Ainda assim, a Guarda Revolucionária do Irã ameaçou ataques a uma série de empresas de tecnologia dos EUA com operações no Oriente Médio, incluindo Nvidia, Apple, Microsoft e Google.

A Guarda alertou na terça-feira que 18 empresas de tecnologia seriam consideradas “alvos legítimos” em retaliação aos ataques dos EUA e de Israel ao Irã.

“A partir de agora, para cada assassinato, uma empresa americana será destruída”, disseram em um canal afiliado à Guarda no Telegram.

A lista de empresas também incluía Cisco, HP, Intel, IBM, Dell, Palantir, JPMorgan, Tesla, GE, Spire Solutions, Boeing e a empresa de inteligência artificial G42, sediada nos Emirados Árabes Unidos.

James Henderson, CEO da firma de gerenciamento de riscos Healix, disse que o aumento das ameaças contra empresas de tecnologia não é um evento isolado, mas um padrão sustentado.

“Os ativos de tecnologia agora são tratados como parte do conflito, não periféricos a ele”, disse Henderson à CNBC.

“Isso também sinaliza que crises futuras podem visar data centers e plataformas de nuvem tanto quanto locais estratégicos tradicionais”, acrescentou.

O Irã atingiu data centers da Amazon Web Services no Oriente Médio no início de março, causando interrupções em vários aplicativos e serviços digitais nos Emirados Árabes Unidos.

Zona petroquímica atingida no Irã

A mídia estatal iraniana relatou ataques aéreos em uma zona petroquímica no sudoeste do Irã, com cinco pessoas feridas até agora.
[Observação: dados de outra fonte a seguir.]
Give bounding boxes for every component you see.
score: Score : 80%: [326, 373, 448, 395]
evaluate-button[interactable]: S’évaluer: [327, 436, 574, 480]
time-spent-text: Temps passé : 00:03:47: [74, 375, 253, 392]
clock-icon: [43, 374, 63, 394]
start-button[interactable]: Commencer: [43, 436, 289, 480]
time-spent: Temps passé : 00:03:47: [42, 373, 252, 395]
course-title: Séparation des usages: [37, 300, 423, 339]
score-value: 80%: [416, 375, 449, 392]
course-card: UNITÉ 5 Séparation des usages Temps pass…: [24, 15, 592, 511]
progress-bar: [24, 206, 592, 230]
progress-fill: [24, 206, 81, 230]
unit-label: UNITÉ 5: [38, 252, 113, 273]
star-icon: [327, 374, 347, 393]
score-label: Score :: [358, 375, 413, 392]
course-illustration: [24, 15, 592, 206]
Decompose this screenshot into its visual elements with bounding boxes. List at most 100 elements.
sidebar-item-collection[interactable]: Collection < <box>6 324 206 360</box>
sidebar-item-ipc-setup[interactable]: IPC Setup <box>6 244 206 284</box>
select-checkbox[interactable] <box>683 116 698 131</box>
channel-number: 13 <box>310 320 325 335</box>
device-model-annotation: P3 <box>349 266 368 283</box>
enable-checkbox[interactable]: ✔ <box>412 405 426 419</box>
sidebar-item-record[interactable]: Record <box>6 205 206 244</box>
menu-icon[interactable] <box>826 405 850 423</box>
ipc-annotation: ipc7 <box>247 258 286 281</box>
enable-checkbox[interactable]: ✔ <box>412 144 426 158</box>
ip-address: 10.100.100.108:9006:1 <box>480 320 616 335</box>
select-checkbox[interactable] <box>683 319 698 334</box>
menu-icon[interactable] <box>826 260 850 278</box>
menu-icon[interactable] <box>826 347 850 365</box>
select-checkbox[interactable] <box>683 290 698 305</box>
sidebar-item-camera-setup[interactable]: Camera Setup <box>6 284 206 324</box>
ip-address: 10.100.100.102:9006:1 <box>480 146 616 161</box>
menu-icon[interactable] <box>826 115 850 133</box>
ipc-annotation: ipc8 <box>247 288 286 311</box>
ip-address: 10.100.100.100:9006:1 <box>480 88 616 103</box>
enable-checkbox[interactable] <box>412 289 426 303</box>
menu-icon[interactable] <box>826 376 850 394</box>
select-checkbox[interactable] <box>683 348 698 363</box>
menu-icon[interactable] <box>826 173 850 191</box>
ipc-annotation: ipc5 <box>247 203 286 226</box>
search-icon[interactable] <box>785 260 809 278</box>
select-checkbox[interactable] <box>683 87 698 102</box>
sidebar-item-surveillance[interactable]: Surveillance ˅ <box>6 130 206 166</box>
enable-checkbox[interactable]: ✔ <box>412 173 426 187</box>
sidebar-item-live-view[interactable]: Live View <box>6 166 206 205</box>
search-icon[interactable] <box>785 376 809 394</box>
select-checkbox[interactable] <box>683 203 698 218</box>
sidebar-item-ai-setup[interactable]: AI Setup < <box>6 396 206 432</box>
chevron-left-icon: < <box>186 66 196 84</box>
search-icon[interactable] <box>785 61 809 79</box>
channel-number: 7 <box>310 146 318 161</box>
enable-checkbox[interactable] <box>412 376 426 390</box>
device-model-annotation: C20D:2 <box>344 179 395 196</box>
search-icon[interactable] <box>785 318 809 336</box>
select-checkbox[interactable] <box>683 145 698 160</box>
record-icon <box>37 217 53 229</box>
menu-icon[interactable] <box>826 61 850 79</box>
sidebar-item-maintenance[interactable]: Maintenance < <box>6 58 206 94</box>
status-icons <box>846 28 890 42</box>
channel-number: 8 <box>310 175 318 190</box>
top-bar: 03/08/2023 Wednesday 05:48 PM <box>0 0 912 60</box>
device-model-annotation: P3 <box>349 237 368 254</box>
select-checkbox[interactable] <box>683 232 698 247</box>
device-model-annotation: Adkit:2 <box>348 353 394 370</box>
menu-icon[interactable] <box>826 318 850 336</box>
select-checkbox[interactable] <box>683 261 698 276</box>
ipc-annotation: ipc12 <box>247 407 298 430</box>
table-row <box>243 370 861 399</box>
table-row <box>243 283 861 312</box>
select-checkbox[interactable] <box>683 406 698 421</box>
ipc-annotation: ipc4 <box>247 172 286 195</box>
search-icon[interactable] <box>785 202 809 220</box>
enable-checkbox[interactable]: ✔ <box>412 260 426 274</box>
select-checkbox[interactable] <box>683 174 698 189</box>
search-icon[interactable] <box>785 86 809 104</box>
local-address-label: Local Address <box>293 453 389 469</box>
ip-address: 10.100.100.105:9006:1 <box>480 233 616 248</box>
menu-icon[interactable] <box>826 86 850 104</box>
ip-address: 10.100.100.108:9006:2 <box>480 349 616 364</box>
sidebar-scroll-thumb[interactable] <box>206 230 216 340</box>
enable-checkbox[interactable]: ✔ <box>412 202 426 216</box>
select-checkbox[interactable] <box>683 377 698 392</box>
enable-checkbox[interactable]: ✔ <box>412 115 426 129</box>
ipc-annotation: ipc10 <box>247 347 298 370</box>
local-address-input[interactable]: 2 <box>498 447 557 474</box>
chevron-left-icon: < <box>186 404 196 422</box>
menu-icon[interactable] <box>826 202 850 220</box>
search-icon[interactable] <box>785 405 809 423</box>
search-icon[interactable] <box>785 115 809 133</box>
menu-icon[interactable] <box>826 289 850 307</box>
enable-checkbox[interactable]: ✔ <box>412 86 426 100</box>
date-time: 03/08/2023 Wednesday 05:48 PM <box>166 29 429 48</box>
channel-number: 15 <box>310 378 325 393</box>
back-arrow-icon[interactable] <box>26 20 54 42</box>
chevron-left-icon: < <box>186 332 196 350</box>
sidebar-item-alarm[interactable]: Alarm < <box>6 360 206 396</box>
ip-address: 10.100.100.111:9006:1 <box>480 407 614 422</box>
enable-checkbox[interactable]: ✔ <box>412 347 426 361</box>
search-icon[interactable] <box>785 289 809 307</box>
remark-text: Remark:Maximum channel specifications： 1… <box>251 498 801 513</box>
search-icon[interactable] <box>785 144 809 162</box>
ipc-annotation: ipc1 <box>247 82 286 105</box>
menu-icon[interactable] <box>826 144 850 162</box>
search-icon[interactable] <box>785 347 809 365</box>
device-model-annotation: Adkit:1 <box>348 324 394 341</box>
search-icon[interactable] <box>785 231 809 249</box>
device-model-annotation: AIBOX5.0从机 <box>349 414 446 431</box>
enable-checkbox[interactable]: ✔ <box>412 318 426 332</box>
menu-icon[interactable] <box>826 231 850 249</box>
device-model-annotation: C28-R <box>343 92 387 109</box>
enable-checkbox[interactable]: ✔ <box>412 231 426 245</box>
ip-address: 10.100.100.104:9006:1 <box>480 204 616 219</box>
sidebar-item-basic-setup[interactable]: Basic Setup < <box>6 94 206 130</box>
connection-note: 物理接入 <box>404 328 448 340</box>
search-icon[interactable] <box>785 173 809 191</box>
Um projétil também atingiu um prédio auxiliar perto do perímetro da usina nuclear de Bushehr, no Irã, disse a agência de notícias Tasnim, matando uma pessoa. As operações da usina não foram afetadas.

A empresa nuclear estatal russa Rosatom evacuou mais 198 de seus funcionários do local no sábado, informaram agências de notícias russas, em evacuações já planejadas antes do último incidente.

O exército israelense, enquanto isso, disse que realizou “uma onda de ataques” em Teerã.

Israel tem travado uma campanha paralela contra o Hezbollah, apoiado pelo Irã, no Líbano, após o grupo militante disparar contra Israel em apoio ao Irã. No início de sábado, o exército israelense disse que estava atacando os locais de infraestrutura dos militantes em Beirute.